Bady Dalloul
Straight Flush - The Balfour Declaration (1917)

The Great Game is a series of works composed of a number of card combinations illustrated by the faces of key political figures shaping the geopolitical landscape in the Middle East. Each reconstituted ‘hand of play’ corresponds to a diplomatic treaty establishing or modifying geographical borders. The plastic form of a poker hand chosen by the artist highlights the randomness of the process of fixing boundaries and the way in which they do not account for the lives of those located there. These eleven works cover two major themes of Dalloul’s artistic practice, play and power relations in geopolitics.

In this combination, Dalloul focuses on the Balfour Declaration featuring images of David Lloyd George, The Viscount Milner, Baron Rothschild, Arthur James Balfour and Leo Amery. Signed in 1917 by Arthur Balfour, former British Foreign Secretary, this open letter is addressed to Lord Lionel Walter Rothschild, eminence of the British Jewish community and is proof of the promise made on behalf of the British government by Lord Balfour to recognize a Jewish national home in Palestine. This promise marked the history of the Middle East forever; the state of Israel was created in 1948 as a result of this British commitment.

The oeuvre of Bady Dalloul currently based in Paris, sophisticatedly and cunningly employs collage across various media: texts, drawings, video, and objects to produce powerful works commenting on the past and the present. His collages imply a construction, the fabrication of a space that is simultaneously autobiographical, critical, poetic and narrative. Thus, he makes narratives where the real and fiction, and individual and collective experiences, enter into a permanent dialogue questioning the official historical grand narratives. The artist conceived of a fragile book, tattered by time and long use. It’s a diary, and he has patiently filled every page.

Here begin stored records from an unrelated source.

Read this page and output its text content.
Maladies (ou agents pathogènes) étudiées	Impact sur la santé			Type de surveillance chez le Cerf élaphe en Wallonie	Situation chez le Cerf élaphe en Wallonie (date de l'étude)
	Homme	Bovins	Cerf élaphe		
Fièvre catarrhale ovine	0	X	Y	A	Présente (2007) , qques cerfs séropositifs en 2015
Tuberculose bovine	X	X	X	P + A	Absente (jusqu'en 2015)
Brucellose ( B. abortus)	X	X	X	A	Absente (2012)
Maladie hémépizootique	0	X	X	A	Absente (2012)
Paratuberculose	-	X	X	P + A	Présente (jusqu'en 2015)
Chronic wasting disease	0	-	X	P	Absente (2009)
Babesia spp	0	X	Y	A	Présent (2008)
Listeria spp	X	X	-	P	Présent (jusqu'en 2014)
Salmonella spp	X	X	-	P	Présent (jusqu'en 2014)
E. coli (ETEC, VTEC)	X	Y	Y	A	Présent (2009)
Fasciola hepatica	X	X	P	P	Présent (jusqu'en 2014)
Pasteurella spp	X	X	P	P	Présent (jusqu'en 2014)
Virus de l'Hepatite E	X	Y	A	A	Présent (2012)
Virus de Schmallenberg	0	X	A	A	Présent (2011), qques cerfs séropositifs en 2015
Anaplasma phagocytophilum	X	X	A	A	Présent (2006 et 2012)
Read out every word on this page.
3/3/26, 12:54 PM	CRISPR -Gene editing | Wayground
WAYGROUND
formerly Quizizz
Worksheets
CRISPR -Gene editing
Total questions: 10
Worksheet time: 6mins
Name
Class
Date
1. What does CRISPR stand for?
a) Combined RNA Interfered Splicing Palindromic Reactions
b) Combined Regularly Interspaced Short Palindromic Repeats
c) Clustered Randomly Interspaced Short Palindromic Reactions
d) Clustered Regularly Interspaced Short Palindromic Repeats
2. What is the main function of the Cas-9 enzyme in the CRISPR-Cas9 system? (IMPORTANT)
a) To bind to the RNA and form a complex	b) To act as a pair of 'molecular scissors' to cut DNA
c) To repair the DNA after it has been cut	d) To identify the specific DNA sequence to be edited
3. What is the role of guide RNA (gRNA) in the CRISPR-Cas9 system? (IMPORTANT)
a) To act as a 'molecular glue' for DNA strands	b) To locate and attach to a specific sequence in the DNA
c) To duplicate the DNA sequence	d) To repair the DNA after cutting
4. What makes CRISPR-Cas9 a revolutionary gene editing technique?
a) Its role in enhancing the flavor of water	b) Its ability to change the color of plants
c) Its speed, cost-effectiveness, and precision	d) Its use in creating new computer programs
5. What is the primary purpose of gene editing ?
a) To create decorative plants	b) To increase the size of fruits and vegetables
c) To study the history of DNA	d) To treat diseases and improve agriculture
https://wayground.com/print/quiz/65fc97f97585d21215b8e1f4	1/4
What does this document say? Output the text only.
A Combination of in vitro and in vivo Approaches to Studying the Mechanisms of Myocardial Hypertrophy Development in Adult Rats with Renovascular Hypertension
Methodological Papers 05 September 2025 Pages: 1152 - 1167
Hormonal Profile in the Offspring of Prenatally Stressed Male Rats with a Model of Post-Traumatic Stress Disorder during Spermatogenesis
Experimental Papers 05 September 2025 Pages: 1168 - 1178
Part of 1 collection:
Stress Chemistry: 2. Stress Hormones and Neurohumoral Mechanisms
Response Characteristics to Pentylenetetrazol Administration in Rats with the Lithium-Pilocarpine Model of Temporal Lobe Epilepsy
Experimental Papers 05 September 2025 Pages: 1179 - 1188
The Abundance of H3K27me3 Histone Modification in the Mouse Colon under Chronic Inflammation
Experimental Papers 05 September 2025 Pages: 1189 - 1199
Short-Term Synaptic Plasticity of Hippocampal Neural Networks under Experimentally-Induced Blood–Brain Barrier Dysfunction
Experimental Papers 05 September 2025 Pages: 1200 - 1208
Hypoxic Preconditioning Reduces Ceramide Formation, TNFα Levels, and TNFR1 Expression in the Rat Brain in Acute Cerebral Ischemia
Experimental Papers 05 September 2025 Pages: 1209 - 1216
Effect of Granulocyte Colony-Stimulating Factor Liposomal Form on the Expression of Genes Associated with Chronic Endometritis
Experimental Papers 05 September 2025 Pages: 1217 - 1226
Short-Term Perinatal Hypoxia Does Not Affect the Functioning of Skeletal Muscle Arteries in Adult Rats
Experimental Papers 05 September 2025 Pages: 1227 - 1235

He has taken notes ever since his childhood spent in Paris and Damascus, cutting out and pasting in illustrations from history magazines and books to make up stories like Badland (1999–2004). His practice began as a way to keep busy and counter boredom and the incomprehensibility of the crisis that has held Syria in its grip for decades. For 5 years, he filled his notebooks with definitions, notes on events, information (scientific, geostrategic, military, economic and historical) and maps. A long-term project guided by a question, an obsession: do images represent the truth of our world?